較佳是,在第1超音波測量器及挾盤載置台之間和第2超音波測量器及被加工物的被磨削面之間,是一邊充滿水一邊實施第1及第2磨削過程。 Preferably, the first and second grindings are carried out while being filled with water between the first ultrasonic measuring device and the clamping table and between the second ultrasonic measuring device and the ground surface of the workpiece process.
在本發明的磨削方法中,將被加工物的厚度測量的手段,因為是一邊使用超音波測量器測量被加工物的被磨削面的上面高度位置,一邊將被加工物磨削至目標精加工厚度為止,所以在被加工物的被磨削面不會殘留刮傷。 In the grinding method of the present invention, the method of measuring the thickness of the workpiece is to grind the workpiece to the target while measuring the height position of the upper surface of the workpiece by using an ultrasonic measuring instrument Until the thickness is finished, no scratches remain on the ground surface of the workpiece.
且至規定的厚度為止,是將被加工物的實厚一邊測量一邊磨削,被加工物的目標精加工厚度為止,因為是一邊測量挾盤載置台的上面高度位置及被加工物的被磨削面的上面高度位置一邊磨削加工,所以可以使用比較 便宜的超音波測量器將被加工物磨削至目標精加工厚度為止。 And up to the specified thickness, the actual thickness of the workpiece is ground while measuring, and the target finish thickness of the workpiece is measured, because it is measuring the height position of the upper surface of the platen mounting table and the ground of the workpiece The upper surface of the cut surface is grinded at the same time, so you can use the comparison An inexpensive ultrasonic measuring machine grinds the workpiece to the target finishing thickness.

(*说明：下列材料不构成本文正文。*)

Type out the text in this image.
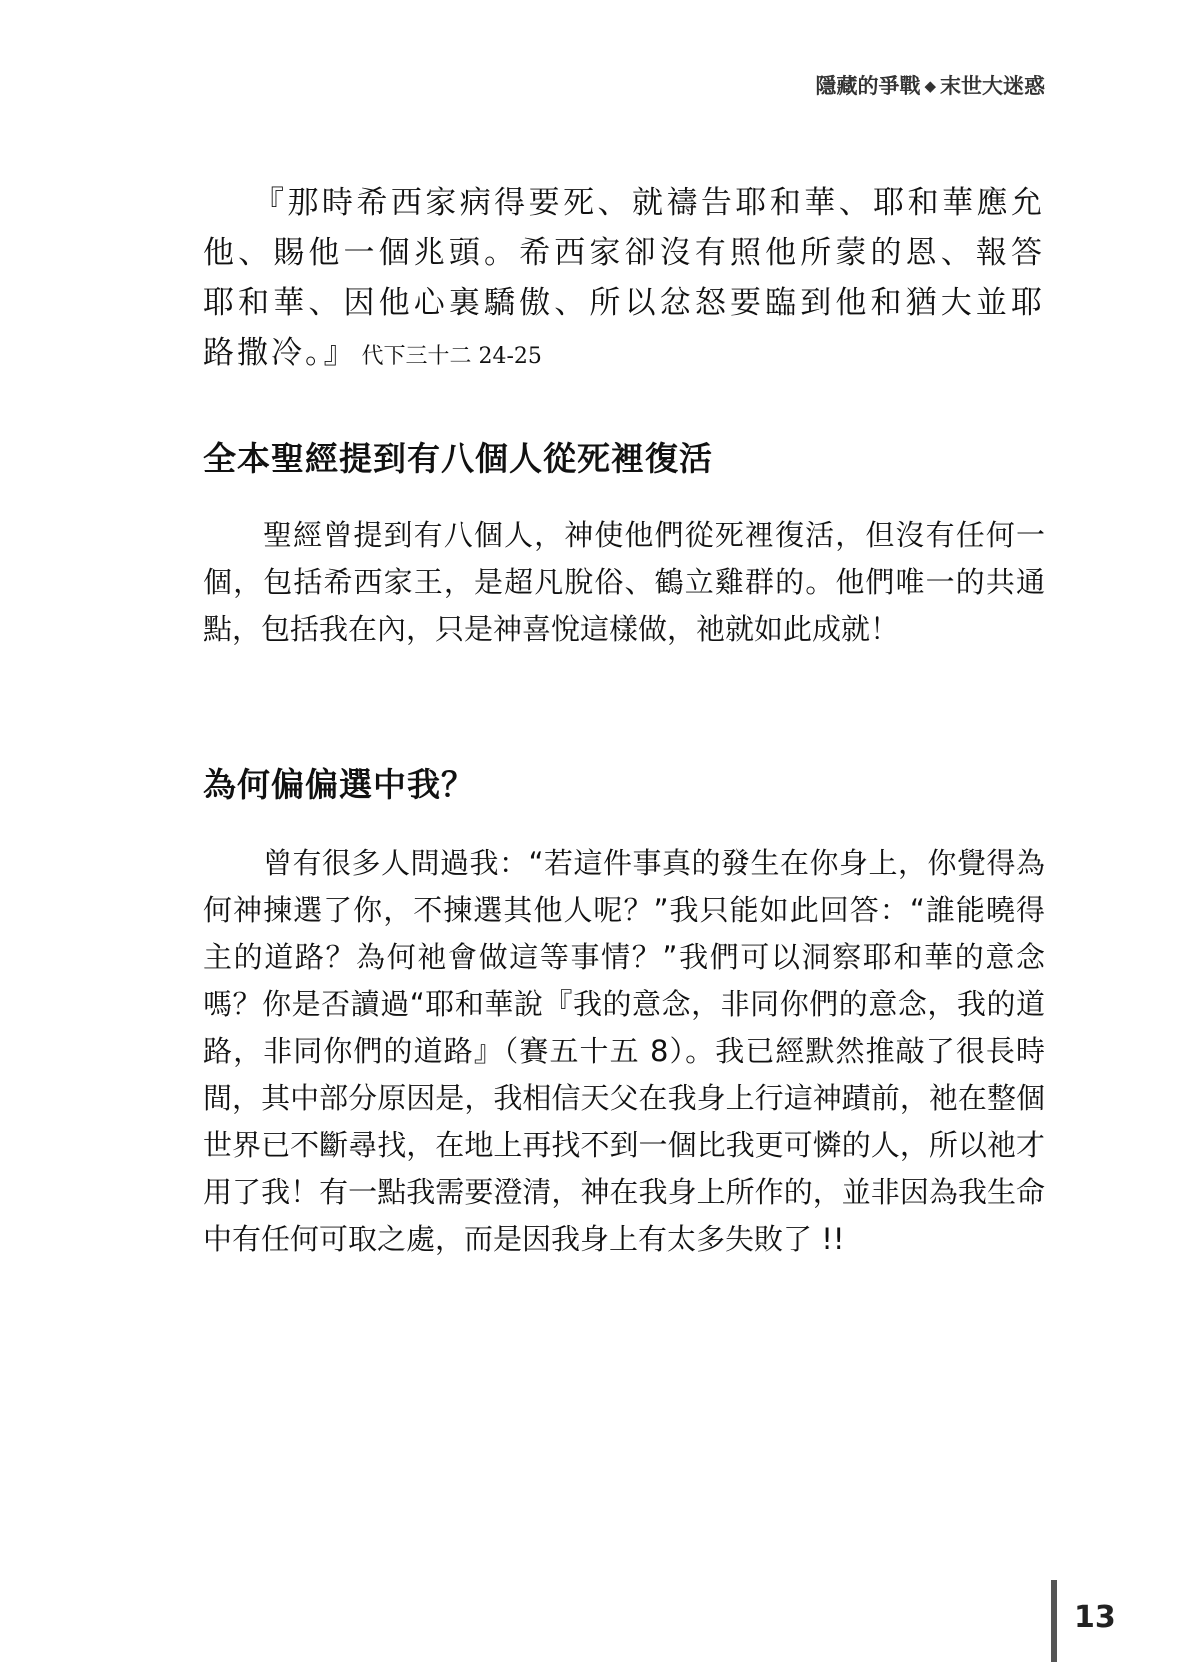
隱藏的爭戰 ◆ 末世大迷惑
『那時希西家病得要死、就禱告耶和華、耶和華應允他、賜他一個兆頭。希西家卻沒有照他所蒙的恩、報答耶和華、因他心裏驕傲、所以忿怒要臨到他和猶大並耶路撒冷。』 代下三十二 24-25
全本聖經提到有八個人從死裡復活
聖經曾提到有八個人，神使他們從死裡復活，但沒有任何一個，包括希西家王，是超凡脫俗、鶴立雞群的。他們唯一的共通點，包括我在內，只是神喜悅這樣做，祂就如此成就！
為何偏偏選中我？
曾有很多人問過我：“若這件事真的發生在你身上，你覺得為何神揀選了你，不揀選其他人呢？”我只能如此回答：“誰能曉得主的道路？為何祂會做這等事情？”我們可以洞察耶和華的意念嗎？你是否讀過“耶和華說『我的意念，非同你們的意念，我的道路，非同你們的道路』（賽五十五 8）。我已經默然推敲了很長時間，其中部分原因是，我相信天父在我身上行這神蹟前，祂在整個世界已不斷尋找，在地上再找不到一個比我更可憐的人，所以祂才用了我！有一點我需要澄清，神在我身上所作的，並非因為我生命中有任何可取之處，而是因我身上有太多失敗了 !!
13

進一步,即使在被加工物的表面被貼合保護構件,因為在測量被加工物的實厚的磨削中保護構件是藉由磨削壓力被按壓,所以保護構件的厚度參差不一被消解,可以將被加工物精度佳地磨削至目標精加工厚度為止。 Furthermore, even if the protective member is bonded to the surface of the workpiece, because the protective member is pressed by the grinding pressure during the measurement of the solid thickness of the workpiece, the uneven thickness of the protective member is eliminated, It is possible to grind the workpiece accurately to the target finishing thickness.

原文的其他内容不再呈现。